‘Proud, humbled’ to be named finalist in podcast awards

Dunedin wildlife podcaster and film-maker Karthic SS at Tomahawk Beach on Friday. PHOTO: GREGOR...
Dunedin wildlife podcaster and film-maker Karthic SS at Tomahawk Beach on Friday. PHOTO: GREGOR RICHARDSON
Homesick New Zealanders are flocking to an award-winning podcast about Dunedin’s special wildlife.

The podcast Tune into Nature, created by podcast producer and film-maker Karthic SS, was selected as a finalist in the Best Independent Podcast category at the New Zealand Radio and Podcast Awards in Auckland earlier this month.

"I feel proud and humbled at the same time," Karthic said.

"I was representing nature and conservation and a bit of Dunedin there."

The multi-season podcast explored Dunedin’s unique wildlife, specifically "underdog species" and the conservation stories behind them.

He submitted the podcast with little to no expectation of receiving an award.

"I was definitely surprised, pleasantly surprised.

"I didn’t expect much because I was focused on other things, like making episodes for the next season."

He received positive feedback on social media from listeners who found the podcast relaxing and were excited to learn about Dunedin’s wildlife.

"I had Kiwis who live abroad ... saying, ‘I got really homesick and when I listen to this it was really nice. I felt like I was back home with the sounds of the bellbird and the tui’."

Episodes for the second season of his podcast were released late last year and this year, he said.

Each episode focused on a lesser-known native species such as rare lizards, velvet worms, fairy prions and cryptic birds.

"It’s been a really enjoyable experience, but going out into the wild with all my gear can be a bit taxing," he said.

Karthic travelled to various areas around Dunedin to record his own soundscapes for the podcast and interviewed conservationists in their respective areas.

He was grateful for the conservationists who contributed to the podcast, he said.

"I think I’ll be sharing [the award] with them."

Before moving to Dunedin, Karthic worked as an automobile engineer in South India.

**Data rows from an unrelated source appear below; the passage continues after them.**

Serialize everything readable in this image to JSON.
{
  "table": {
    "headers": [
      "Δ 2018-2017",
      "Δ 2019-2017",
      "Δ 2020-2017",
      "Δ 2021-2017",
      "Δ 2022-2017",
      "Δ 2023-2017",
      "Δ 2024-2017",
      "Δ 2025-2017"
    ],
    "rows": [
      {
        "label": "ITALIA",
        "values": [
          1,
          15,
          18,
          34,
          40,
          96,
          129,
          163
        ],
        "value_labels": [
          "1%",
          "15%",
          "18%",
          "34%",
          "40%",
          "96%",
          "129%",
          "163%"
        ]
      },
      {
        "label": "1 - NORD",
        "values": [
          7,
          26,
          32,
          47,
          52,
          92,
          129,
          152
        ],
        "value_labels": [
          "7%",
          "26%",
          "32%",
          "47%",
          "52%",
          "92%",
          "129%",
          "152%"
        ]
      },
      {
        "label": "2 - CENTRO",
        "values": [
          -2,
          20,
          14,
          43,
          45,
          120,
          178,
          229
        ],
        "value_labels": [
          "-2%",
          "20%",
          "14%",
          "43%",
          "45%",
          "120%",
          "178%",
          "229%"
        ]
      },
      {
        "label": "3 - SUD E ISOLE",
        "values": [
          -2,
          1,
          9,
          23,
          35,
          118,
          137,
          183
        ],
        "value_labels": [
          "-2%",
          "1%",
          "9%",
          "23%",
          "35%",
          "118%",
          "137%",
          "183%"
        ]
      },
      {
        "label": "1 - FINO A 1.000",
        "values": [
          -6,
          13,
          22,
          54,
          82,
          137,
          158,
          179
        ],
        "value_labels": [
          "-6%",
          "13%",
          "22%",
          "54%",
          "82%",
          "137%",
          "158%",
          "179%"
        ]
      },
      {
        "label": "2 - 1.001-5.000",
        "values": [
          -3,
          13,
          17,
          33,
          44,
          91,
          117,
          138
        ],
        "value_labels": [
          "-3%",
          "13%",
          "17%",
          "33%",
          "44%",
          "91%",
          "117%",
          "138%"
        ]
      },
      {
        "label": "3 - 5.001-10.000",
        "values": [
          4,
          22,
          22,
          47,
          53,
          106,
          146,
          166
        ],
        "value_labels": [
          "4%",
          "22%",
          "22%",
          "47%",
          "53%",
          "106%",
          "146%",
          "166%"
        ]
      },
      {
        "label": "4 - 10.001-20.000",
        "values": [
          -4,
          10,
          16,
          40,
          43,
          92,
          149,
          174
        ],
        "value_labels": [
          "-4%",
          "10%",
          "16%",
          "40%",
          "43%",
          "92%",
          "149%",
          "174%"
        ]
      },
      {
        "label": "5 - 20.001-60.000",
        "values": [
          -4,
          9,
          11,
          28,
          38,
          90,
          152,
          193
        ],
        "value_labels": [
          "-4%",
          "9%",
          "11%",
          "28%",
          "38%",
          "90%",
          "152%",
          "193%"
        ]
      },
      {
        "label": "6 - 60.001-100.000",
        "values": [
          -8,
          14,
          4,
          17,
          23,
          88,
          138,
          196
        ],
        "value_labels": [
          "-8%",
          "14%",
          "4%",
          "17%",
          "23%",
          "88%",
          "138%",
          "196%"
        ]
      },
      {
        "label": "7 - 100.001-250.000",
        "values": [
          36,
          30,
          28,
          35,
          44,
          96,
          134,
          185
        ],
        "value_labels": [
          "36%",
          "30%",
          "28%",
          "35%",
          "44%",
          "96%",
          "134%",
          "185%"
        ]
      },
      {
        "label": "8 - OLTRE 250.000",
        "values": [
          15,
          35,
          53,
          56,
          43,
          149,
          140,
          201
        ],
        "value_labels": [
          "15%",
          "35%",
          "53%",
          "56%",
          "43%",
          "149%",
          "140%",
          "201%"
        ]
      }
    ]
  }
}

"When I first came here I would get lost in Dunedin.

"Now I’ve lived here for seven years.

"I think that’s special."

His family back home enjoyed listening to his podcasts and even felt encouraged to visit New Zealand.

He was already working on a third season, which would be released late July to early August.

"Season 3 will follow a similar pattern.

"We’ve got some stories lined up now.

"One will be about the yellowhead songbird."

He felt like a messenger sharing the stories of people working to preserve the environment.

Karthic credited OAR FM Dunedin, the University of Otago science communication department and the Lottery and Environment and Heritage Fund, which have supported and funded his project.